FORTY years ago, the first fish farms appeared in Scotland’s west coast sea lochs. No planning consent was required and, as they spread, local politicians and campaigners became aware of the unaccountable and remote body that is the Crown Estate and its commissioners.

Since 1961, they have been responsible for managing Scotland’s Crown Estate. As their tentacles spread, they began demanding rents and levies from harbours and moorings that had previously invested in coastal facilities, not ever imagining that they needed to pay rent for the privilege.

For the best part of 40 years, there has been an active campaign to eliminate the malign influence of the Crown Estate commissioners by the West Highland Free Press and politicians such as Brian Wilson and Michael Foxley.

Scotland’s Crown Estate derives from two sources. The first is ancient rights that belong (or were asserted to belong) to the Crown by default – gold and silver, the foreshore, mussels and oysters, salmon and the seabed. The second covers conventional and more modern acquisitions of ordinary property, such as offices, farms and retail premises.

The first set of rights had always been administered in Scotland but in the 1830s control went south to London. Other Crown rights such as ownerless property and treasure trove remain administered to this day by the Crown Office, with revenues paid to the Scottish Consolidated Fund.

For most of their history, they have been administered here in Scotland and the revenue has flowed to the Scottish exchequer. They never, for example, formed part of the civil list when England’s crown revenues were surrendered in 1760. In other words, this is a distinctive, historic set of rights that belong to Scotland.

It is thus welcome that, at long last, the management of the Crown Estate has been devolved to the Scottish Parliament following the recommendations of the Smith Commission.

Despite UK Government guarantees that Smith would be implemented in full, however, legislative competence for the revenues of the Crown Estate has not been devolved. Furthermore, the devolution settlement contains constraints on how freely Parliament can exercise its new powers.

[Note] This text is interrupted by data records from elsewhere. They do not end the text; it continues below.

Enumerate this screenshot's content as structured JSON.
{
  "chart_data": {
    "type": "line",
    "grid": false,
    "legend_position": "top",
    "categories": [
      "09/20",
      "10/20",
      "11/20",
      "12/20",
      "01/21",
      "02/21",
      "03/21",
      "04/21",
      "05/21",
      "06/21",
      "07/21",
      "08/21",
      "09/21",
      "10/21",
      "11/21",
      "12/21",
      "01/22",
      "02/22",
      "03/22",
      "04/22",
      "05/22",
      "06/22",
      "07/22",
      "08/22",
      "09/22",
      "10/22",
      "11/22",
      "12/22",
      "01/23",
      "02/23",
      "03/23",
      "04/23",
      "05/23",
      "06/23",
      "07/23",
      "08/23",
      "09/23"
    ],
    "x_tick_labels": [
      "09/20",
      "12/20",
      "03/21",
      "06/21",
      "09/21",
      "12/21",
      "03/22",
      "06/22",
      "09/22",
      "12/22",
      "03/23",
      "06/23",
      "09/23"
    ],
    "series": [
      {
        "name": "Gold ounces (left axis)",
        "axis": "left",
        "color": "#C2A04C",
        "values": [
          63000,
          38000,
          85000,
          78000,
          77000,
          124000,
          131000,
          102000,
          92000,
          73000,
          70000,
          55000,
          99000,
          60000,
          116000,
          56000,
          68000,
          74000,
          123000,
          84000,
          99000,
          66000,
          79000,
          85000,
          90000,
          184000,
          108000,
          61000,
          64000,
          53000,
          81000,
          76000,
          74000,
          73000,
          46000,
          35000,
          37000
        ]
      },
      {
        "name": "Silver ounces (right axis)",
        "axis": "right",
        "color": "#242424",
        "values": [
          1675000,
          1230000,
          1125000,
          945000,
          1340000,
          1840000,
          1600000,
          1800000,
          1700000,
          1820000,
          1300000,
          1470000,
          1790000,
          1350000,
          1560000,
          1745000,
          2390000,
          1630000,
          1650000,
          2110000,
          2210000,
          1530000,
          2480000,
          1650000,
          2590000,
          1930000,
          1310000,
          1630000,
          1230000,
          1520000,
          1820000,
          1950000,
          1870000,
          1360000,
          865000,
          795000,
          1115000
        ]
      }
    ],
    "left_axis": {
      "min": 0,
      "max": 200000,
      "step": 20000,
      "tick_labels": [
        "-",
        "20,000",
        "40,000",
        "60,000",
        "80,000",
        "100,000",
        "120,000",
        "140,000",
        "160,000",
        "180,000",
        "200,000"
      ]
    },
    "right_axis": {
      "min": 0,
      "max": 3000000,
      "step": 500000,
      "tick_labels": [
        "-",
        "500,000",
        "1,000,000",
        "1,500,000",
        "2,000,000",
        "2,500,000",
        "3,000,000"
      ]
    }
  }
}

Such constraints are evident in the Scottish Crown Estate Bill which is currently making its way through Parliament.

At the beginning of the Stage One debate in December, the then justice secretary Michael Matheson declared: “For the purposes of rule 9.11 of the standing orders, I advise Parliament that Her Majesty, having been informed of the purport of the Scottish Crown Estate Bill, has consented to place her prerogative and interests, in so far as they are affected by the bill, at the disposal of the Parliament for the purposes of the bill.”

That the Scottish Parliament must defer to Her Majesty in order to legislate is a symbol of the arcane nature of our democracy.

But evident, too, in the bill and in the minds of too many politicians, is the idea that the Crown Estate is some sort of coherent suite of assets which by law must be maintained as an estate in land on behalf of the Crown. I reject this assumption.

The Crown Estate is both a feudal relic and the last gasp of empire. It includes gold and silver, rights to which date back to the oldest Scottish Act on the statute book, the Royal Mines Act of 1424.

It includes the foreshore and the seabed, rights to both of which have no statutory basis. In relation to the foreshore, the Crown’s rights are, in the words of the Scottish Law Commission, merely the “predominant modern theory”.

The tiny island of Rockall, which sits around 300 miles (480 km) off Scotland’s west coast, was claimed by the Crown in 1955 in Britain’s last formal exercise of colonial power. Possession was taken in the Queen’s name by Captain O’Connell of HMS Vidal, who was given a royal warrant to seize the rock.

Crucially, Scotland now has the power to sweep away these anachronisms and in so doing free ourselves from the shackles of the 2016 devolution settlement.

Put simply, the complex arrangements for managing Scotland’s Crown Estate proposed in the bill can be done away with if we abolish the Crown rights themselves (under powers that have existed since 1999) and transfer them to other public bodies.

So, for example, the repeal of the Royal Mines Act 1424 would allow ownership of gold and silver to be transferred to Scottish Ministers. Similar arrangements could be made for the seabed. The Crown’s ownership of the foreshore could be abolished and transferred to Scotland’s local authorities.

Far from seeking to preserve the Crown Estate as some inalienable entity, we should be seeking to dismantle it, transfer the rights to more appropriate owners, wind up the body (Crown Estate Scotland) being established to manage it, and democratise a significant range of land and property that is of vital importance to communities across Scotland.